A few things which I'd look for.
Good VBA, as in
Being able to use the object model, call sheet style functions, and I might ask if you know how to make the Solver work from VBA.
You ought to be aware that
Dim x,y as double
does not do what you think it does.
Also that VB integers are signed 16 bit and therefore do not always handle VB sheets which use an unsigned integer, so rows above 32767 can go bad.
You should be wise in the ways and limitations of the audit tool. The Solver is important to AMs, it shouldn't be, but is.
Last year I was forced to select Excel developers at a bank, and one set which did for most of them based upon AND, IF, etc.
Given
=AND(q(),q())
Function Q() As Boolean
Q = True
End Function
Two questions:
1: How many times does Q get called ?
2: Why ?
3: Why might I reasonably think Q gets called a different number of times ?
Another question is what do you do about an Add-In that keeps crashing Excel ?
First there is the process that you should know of proving that it is a particular addin.
Next, you should know about having two instances of Excel running, which means only one blows up at a time.

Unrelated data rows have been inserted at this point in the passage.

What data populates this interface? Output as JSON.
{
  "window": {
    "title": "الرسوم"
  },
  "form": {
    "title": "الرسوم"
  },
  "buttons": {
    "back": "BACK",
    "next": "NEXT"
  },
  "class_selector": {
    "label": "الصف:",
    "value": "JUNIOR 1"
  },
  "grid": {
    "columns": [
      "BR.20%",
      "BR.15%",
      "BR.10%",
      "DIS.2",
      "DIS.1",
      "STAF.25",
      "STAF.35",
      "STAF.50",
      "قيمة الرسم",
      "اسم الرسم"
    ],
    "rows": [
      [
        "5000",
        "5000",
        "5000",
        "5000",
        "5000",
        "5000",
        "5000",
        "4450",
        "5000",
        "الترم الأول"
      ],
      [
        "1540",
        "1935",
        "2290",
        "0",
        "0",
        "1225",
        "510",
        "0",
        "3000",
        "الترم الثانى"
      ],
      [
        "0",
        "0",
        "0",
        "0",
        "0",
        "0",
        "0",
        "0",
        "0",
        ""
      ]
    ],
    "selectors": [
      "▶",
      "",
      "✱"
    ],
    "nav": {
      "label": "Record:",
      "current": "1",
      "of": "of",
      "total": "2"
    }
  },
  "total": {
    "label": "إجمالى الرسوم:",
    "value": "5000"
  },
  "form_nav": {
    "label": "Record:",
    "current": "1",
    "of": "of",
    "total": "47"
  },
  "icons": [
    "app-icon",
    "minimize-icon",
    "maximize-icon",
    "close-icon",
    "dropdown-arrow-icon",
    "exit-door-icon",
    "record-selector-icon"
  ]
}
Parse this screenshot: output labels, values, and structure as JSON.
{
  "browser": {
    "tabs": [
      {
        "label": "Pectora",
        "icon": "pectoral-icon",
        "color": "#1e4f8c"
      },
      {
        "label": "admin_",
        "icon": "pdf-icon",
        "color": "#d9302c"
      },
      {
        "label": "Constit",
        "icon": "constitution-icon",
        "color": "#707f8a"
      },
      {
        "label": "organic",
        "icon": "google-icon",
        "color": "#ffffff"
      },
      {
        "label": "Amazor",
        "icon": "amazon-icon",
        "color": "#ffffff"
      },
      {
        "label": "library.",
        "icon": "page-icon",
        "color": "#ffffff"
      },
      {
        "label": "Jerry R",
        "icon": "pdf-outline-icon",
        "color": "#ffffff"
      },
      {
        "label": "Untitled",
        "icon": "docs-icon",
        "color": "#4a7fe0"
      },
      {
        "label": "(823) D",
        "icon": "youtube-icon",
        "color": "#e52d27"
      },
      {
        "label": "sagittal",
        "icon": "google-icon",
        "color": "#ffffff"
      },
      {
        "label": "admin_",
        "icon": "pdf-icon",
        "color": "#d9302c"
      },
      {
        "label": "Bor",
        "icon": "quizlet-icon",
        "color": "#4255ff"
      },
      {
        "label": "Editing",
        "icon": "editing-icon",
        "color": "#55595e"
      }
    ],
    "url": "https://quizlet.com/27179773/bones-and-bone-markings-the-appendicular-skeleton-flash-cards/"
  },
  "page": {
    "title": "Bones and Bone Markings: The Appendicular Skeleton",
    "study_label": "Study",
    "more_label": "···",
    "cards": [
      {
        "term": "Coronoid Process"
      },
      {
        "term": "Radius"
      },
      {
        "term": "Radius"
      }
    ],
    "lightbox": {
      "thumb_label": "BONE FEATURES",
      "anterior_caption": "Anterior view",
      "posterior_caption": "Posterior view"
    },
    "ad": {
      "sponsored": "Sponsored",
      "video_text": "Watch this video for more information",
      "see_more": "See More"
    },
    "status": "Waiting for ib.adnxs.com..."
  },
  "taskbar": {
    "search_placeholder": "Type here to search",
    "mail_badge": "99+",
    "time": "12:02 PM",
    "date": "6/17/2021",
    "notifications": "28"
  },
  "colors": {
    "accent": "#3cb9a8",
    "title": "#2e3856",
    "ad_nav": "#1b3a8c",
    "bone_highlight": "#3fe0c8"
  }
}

DDE can be your friend here, as can the VBA "Shell" command.
Also a good skill is importing data.
A lot of data given to AMs is in CSV, tabbed, etc. Learn this, it's not hard though if you can write VBA to deal with "broken" data that's good.
Data import is god in general. Sucking simple info out of Access (not just import/export), is a good thing. A smattering of SQL always helps, even if they haven't mentioned it.
One tip for DDE, there is on "OnTime" event in VBA. most people who work in financial markets don't know about it. This can be used to "wake up" DDE sheets, or other feeds that stop for no good reason. If you have a lump of data that "appears" in a directory every do often, you can peek at it every so often.
A knowledge of different classes of financial instruments is good. Bonds vs equities, what "risk" actually means, coupons, dividends, and "corporate actions". This is mostly things like stock splits which have the strange effect that although the price of the stock should halve (or third), the sum of the two "parts", is higher.
Knowing the difference between an option and a future is useful.